The necessary tools are certainly there. What´s needed is a revision of the mainstream views on the source of the “Great Stability”!

Nick Rowe has a discussion and suggestion:

Fluctuations in inflation are a noisy signal of monetary disequilibrium, because the firms that do change prices are not always representative of the firms that don’t. And by targeting inflation the central bank makes inflation stickier, and this reduces inflation’s signal/noise ratio. Fluctuations in output are also a noisy signal of monetary disequilibrium. NGDP targeting means targeting the sum of two noisy signals. NGDP targeting is unlikely to be exactly optimal, but may well be better than inflation targeting, which puts all the weight on one noisy signal and ignores the other.

The big puzzle of the recent recession is why the inflation guard dogs failed to bark, to warn central banks of recession. Even in those countries where inflation did fall, it only fell a little. In others it stayed on target, or even rose above target. The NGDP guard dogs barked loud and clear, giving a consistent and correct signal. That is what we need to model. And if we can model that, we may also have a model in which targeting NGDP can do better than targeting inflation.

MM Heresy: Is IT Band Targeting Better Then NGDPLT? Unmeasurable Means Unmentionable?

A Benjamin Cole post

Could it be that a looser IT band is a better policy target than NGDPLT?

What if a nation can measure prices and thus relative slack reasonably well, but real-time estimates of even nominal GDP are worsening guesses?

Moreover, what if much of what makes urban life agreeable—better parks, clean air, pleasing sidewalks, good schools, low crime, leisure time—is not even captured by GDP? And the world is going urban.

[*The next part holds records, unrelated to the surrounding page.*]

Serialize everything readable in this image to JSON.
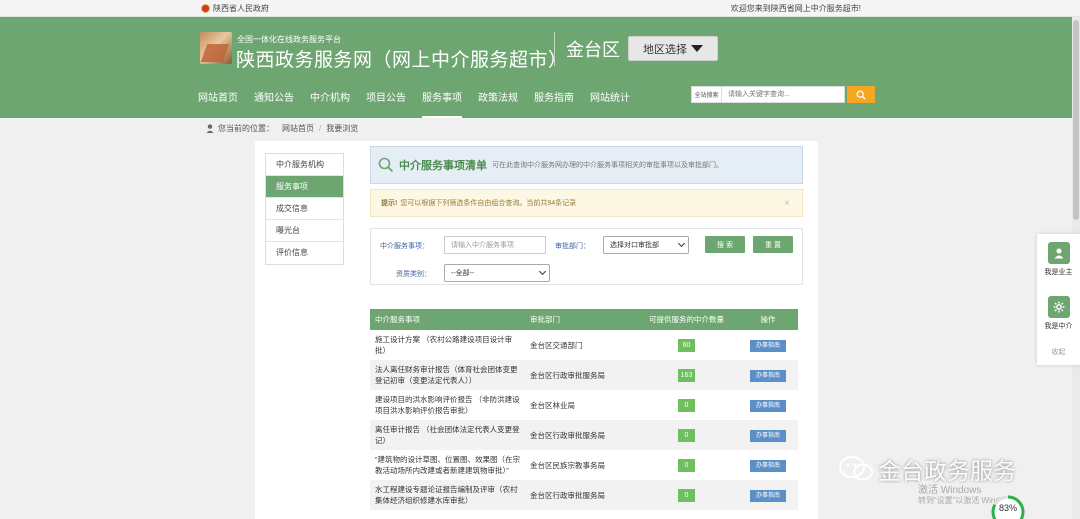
{
  "topbar": {
    "gov_name": "陕西省人民政府",
    "welcome": "欢迎您来到陕西省网上中介服务超市!"
  },
  "header": {
    "subtitle": "全国一体化在线政务服务平台",
    "site_name": "陕西政务服务网（网上中介服务超市）",
    "region": "金台区",
    "region_button": "地区选择"
  },
  "nav": {
    "items": [
      "网站首页",
      "通知公告",
      "中介机构",
      "项目公告",
      "服务事项",
      "政策法规",
      "服务指南",
      "网站统计"
    ],
    "active_index": 4
  },
  "search": {
    "scope": "全站搜索",
    "placeholder": "请输入关键字查询..."
  },
  "breadcrumb": {
    "prefix": "您当前的位置：",
    "home": "网站首页",
    "current": "我要浏览"
  },
  "sidebar": {
    "items": [
      "中介服务机构",
      "服务事项",
      "成交信息",
      "曝光台",
      "评价信息"
    ],
    "active_index": 1
  },
  "panel": {
    "title": "中介服务事项清单",
    "desc": "可在此查询中介服务网办理的中介服务事项相关的审批事项以及审批部门。",
    "tip_strong": "提示!",
    "tip_text": "您可以根据下列筛选条件自由组合查询。当前共94条记录",
    "tip_close": "×"
  },
  "filter": {
    "service_label": "中介服务事项：",
    "service_placeholder": "请输入中介服务事项",
    "dept_label": "审批部门：",
    "dept_selected": "选择对口审批部",
    "type_label": "资质类别：",
    "type_selected": "--全部--",
    "search_button": "搜 索",
    "reset_button": "重 置"
  },
  "table": {
    "headers": [
      "中介服务事项",
      "审批部门",
      "可提供服务的中介数量",
      "操作"
    ],
    "action_label": "办事指南",
    "rows": [
      {
        "item": "施工设计方案 （农村公路建设项目设计审批）",
        "dept": "金台区交通部门",
        "count": "60"
      },
      {
        "item": "法人离任财务审计报告（体育社会团体变更登记初审（变更法定代表人））",
        "dept": "金台区行政审批服务局",
        "count": "163"
      },
      {
        "item": "建设项目的洪水影响评价报告 （非防洪建设项目洪水影响评价报告审批）",
        "dept": "金台区林业局",
        "count": "0"
      },
      {
        "item": "离任审计报告 （社会团体法定代表人变更登记）",
        "dept": "金台区行政审批服务局",
        "count": "0"
      },
      {
        "item": "“建筑物的设计草图、位置图、效果图（在宗教活动场所内改建或者新建建筑物审批）”",
        "dept": "金台区民族宗教事务局",
        "count": "0"
      },
      {
        "item": "水工程建设专题论证报告编制及评审（农村集体经济组织修建水库审批）",
        "dept": "金台区行政审批服务局",
        "count": "0"
      }
    ]
  },
  "floatbar": {
    "owner": "我是业主",
    "agency": "我是中介",
    "collapse": "收起"
  },
  "watermark": {
    "text": "金台政务服务",
    "activate_title": "激活 Windows",
    "activate_sub": "转到“设置”以激活 Windows。",
    "progress": "83%"
  },
  "colors": {
    "brand_green": "#6ea671",
    "badge_green": "#6ebf5e",
    "guide_blue": "#5b8fc7",
    "search_orange": "#f5a623"
  }
}
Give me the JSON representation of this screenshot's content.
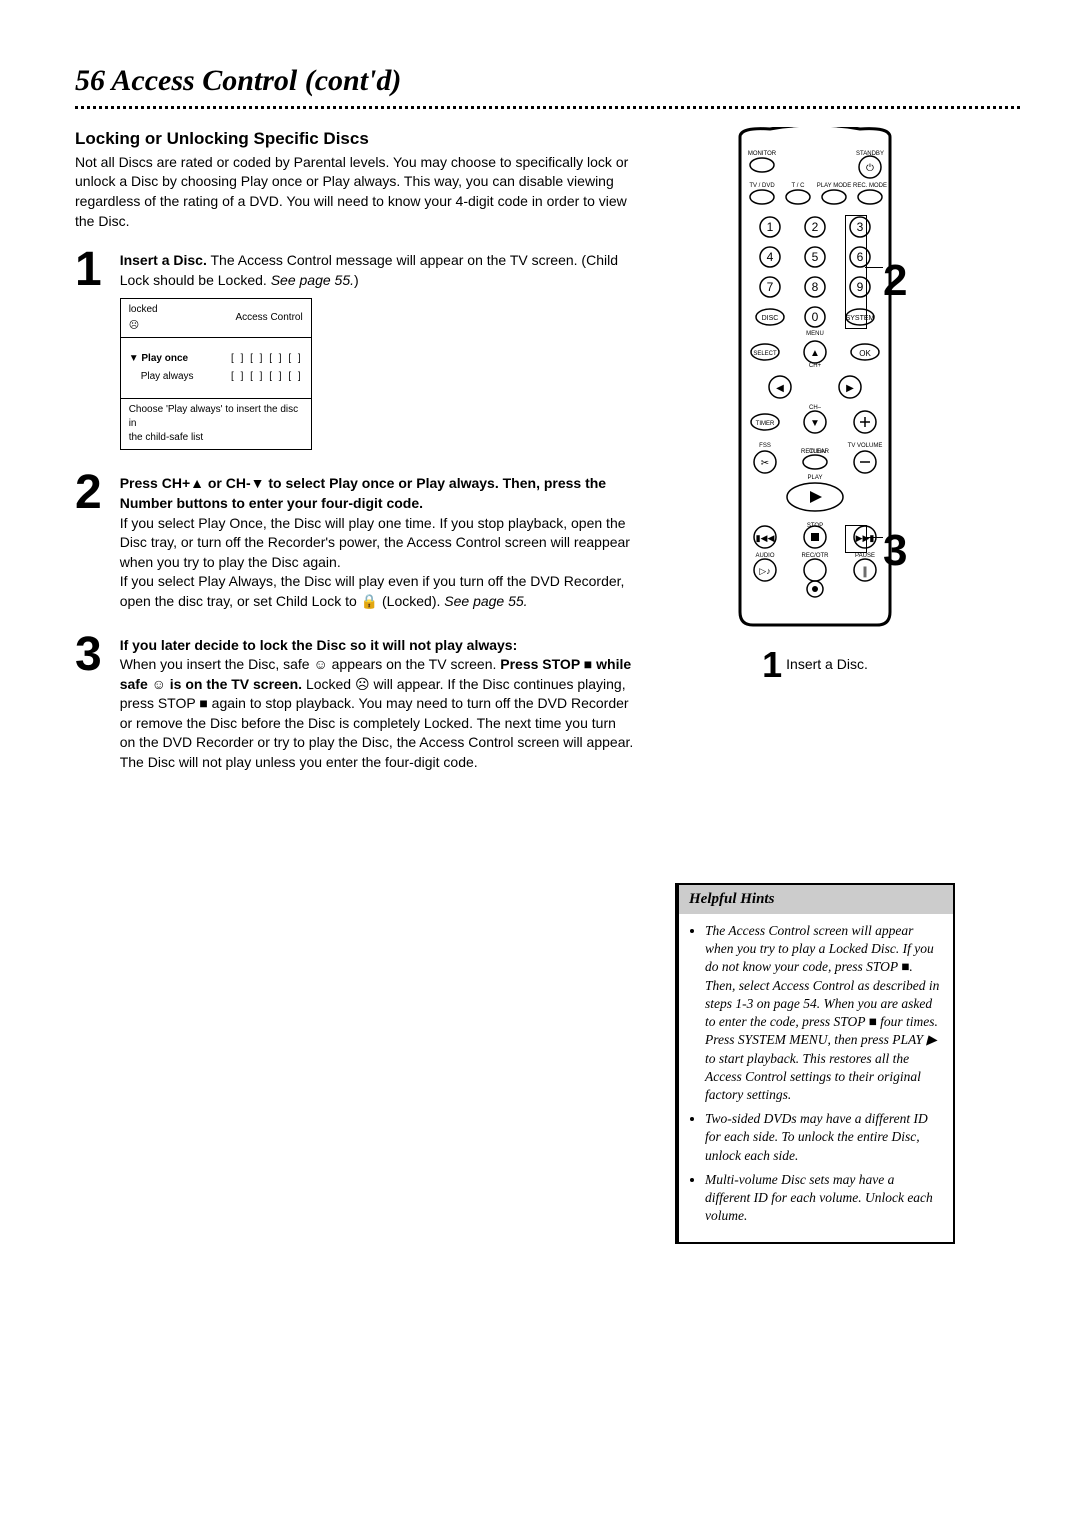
{
  "page": {
    "number": "56",
    "title": "Access Control (cont'd)"
  },
  "subtitle": "Locking or Unlocking Specific Discs",
  "intro": "Not all Discs are rated or coded by Parental levels. You may choose to specifically lock or unlock a Disc by choosing Play once or Play always. This way, you can disable viewing regardless of the rating of a DVD.  You will need to know your 4-digit code in order to view the Disc.",
  "step1": {
    "num": "1",
    "bold": "Insert a Disc.",
    "text": " The Access Control message will appear on the TV screen. (Child Lock should be Locked. ",
    "ital": "See page 55.",
    "close": ")"
  },
  "onscreen": {
    "locked": "locked",
    "header": "Access Control",
    "play_once": "Play once",
    "play_always": "Play always",
    "dots": "[ ] [ ] [ ] [ ]",
    "footer1": "Choose 'Play always' to insert the disc in",
    "footer2": "the child-safe list"
  },
  "step2": {
    "num": "2",
    "bold": "Press CH+▲ or CH-▼ to select Play once or Play always. Then, press the Number buttons to enter your four-digit code.",
    "para1": "If you select Play Once, the Disc will play one time. If you stop playback, open the Disc tray, or turn off the Recorder's power, the Access Control screen will reappear when you try to play the Disc again.",
    "para2_a": "If you select Play Always, the Disc will play even if you turn off the DVD Recorder, open the disc tray, or set Child Lock to ",
    "para2_b": " (Locked). ",
    "ital": "See page 55."
  },
  "step3": {
    "num": "3",
    "bold": "If you later decide to lock the Disc so it will not play always:",
    "line1": "When you insert the Disc, safe ☺ appears on the TV screen. ",
    "bold2": "Press STOP ■ while safe ☺ is on the TV screen.",
    "line2": " Locked ☹ will appear. If the Disc continues playing, press STOP ■ again to stop playback. You may need to turn off the DVD Recorder or remove the Disc before the Disc is completely Locked. The next time you turn on the DVD Recorder or try to play the Disc, the Access Control screen will appear. The Disc will not play unless you enter the four-digit code."
  },
  "remote": {
    "labels": {
      "monitor": "MONITOR",
      "standby": "STANDBY",
      "tvdvd": "TV / DVD",
      "tc": "T / C",
      "playmode": "PLAY MODE",
      "recmode": "REC. MODE",
      "disc": "DISC",
      "menu": "MENU",
      "system": "SYSTEM",
      "select": "SELECT",
      "ok": "OK",
      "chplus": "CH+",
      "chminus": "CH–",
      "timer": "TIMER",
      "tvvol": "TV VOLUME",
      "fss": "FSS",
      "return": "RETURN",
      "clear": "CLEAR",
      "play": "PLAY",
      "stop": "STOP",
      "audio": "AUDIO",
      "recotr": "REC/OTR",
      "pause": "PAUSE"
    },
    "caption_num": "1",
    "caption": "Insert a Disc.",
    "callout2": "2",
    "callout3": "3"
  },
  "hints": {
    "header": "Helpful Hints",
    "item1": "The Access Control screen will appear when you try to play a Locked Disc. If you do not know your code, press STOP ■. Then, select Access Control as described in steps 1-3 on page 54.  When you are asked to enter the code, press STOP ■ four times. Press SYSTEM MENU, then press PLAY ▶ to start playback. This restores all the Access Control settings to their original factory settings.",
    "item2": "Two-sided DVDs may have a different ID for each side. To unlock the entire Disc, unlock each side.",
    "item3": "Multi-volume Disc sets may have a different ID for each volume. Unlock each volume."
  }
}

And then add to the mix the perhaps exploding role of the off-the-books grey markets in the United States, unrecorded?


The amount of cash in circulation in the U.S. has exploded to $4,200 per resident, doubling in the last 10 years. The response of U.S. economists, who obviously never worked in a small business in Los Angeles, is that, “Well, the Benjamin Franklins are all offshore doing drug deals.”

Anyway, Edgar Feige, University of Wisconsin cash-scholar, says 75% of cash is onshore and in grey markets. That $3k for every man, woman, child and transgender in America. And growing rapidly.

As Feige says, “the growth of unreported income has the insidious effect of corrupting the reliability of primary data used for most macroeconomic analysis.”

Unmeasurables And Thus Unmentionables

Measuring GDP? Consider the Los Angeles of 1975 vs. that of 2015. One was a poison gas chamber, a permanent scrim that occluded close neighbors, and the latter has winter air in which one can sight Mt. Baldy 75 miles distant.

Crime rates at record lows, too.

No show on GDP, however.


Surely, a looser NGDPLT target is better than the Fed’s sub-2% monetary IT noose.

But, if the public is un-teachable on NGDPLT (or more likely, the profession), then perhaps taking a page from the Reserve Bank of Australia and its 2% to 3% IT band is a good idea.

Just goose the IT up a bit to 2.5% to 3.5%. There is no sense in permanently losing real growth for some  chump reductions in inflation.